# Whiskey Bottle Stoppers



## UKfan (Nov 16, 2010)

A friend of mine decided he wanted to try his hand at making bottle stoppers but wanted to make them for his whiskey bottles...so of course they had to be whiskey barrels.


----------



## slatron25 (Dec 18, 2007)

Now that's cool. Nice.


----------



## VaureyWWC (Feb 21, 2011)

That's pretty awesome stuff. What did you do for the "knot" in the side?


----------



## jaxonquad (Jan 26, 2011)

That's great! First I've seen like it. Very creative


----------



## slicksqueegie (Feb 9, 2011)

VaureyWWC said:


> That's pretty awesome stuff.
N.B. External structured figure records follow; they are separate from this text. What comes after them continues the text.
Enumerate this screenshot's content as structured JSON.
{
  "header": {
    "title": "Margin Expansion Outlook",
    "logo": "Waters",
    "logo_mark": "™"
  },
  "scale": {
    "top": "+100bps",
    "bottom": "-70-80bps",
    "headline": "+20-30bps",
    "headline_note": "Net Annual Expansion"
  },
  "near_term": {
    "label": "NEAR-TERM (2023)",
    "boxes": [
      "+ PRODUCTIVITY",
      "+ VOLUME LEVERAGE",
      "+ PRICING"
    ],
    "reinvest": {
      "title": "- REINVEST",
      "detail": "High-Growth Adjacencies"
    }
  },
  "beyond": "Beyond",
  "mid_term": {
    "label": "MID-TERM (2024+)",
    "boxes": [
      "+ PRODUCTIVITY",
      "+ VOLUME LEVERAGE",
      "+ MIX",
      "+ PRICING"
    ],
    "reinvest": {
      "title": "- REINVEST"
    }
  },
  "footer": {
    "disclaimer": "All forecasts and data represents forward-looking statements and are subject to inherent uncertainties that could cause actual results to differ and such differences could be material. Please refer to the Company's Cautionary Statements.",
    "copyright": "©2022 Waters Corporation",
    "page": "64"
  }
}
What did you do for the "knot" in the side?


Thats no knot. That's a "bung hole"


----------



## Kenbo (Sep 16, 2008)

I don't know how I missed this thread, but I'm glad that I finally caught up with it. Those are awesome. I really love how they look. Fantastic job. Your friend has some talent for sure.


----------



## UKfan (Nov 16, 2010)

for the bung hole he drilled a small hole and used a 1/8" dowel for the contrast of the bung hole.


----------



## JimRich (Jun 10, 2011)

That's really cool!


----------



## b00kemdano (Feb 10, 2009)

That's awesome! Now you have to drive up to Lynchburg and buy an old JD whiskey barrel, cut it up and make whiskey barrel bottle stoppers out of old whiskey barrels. 

PS- Let me know when you're going, I'd like to hitch a ride!


----------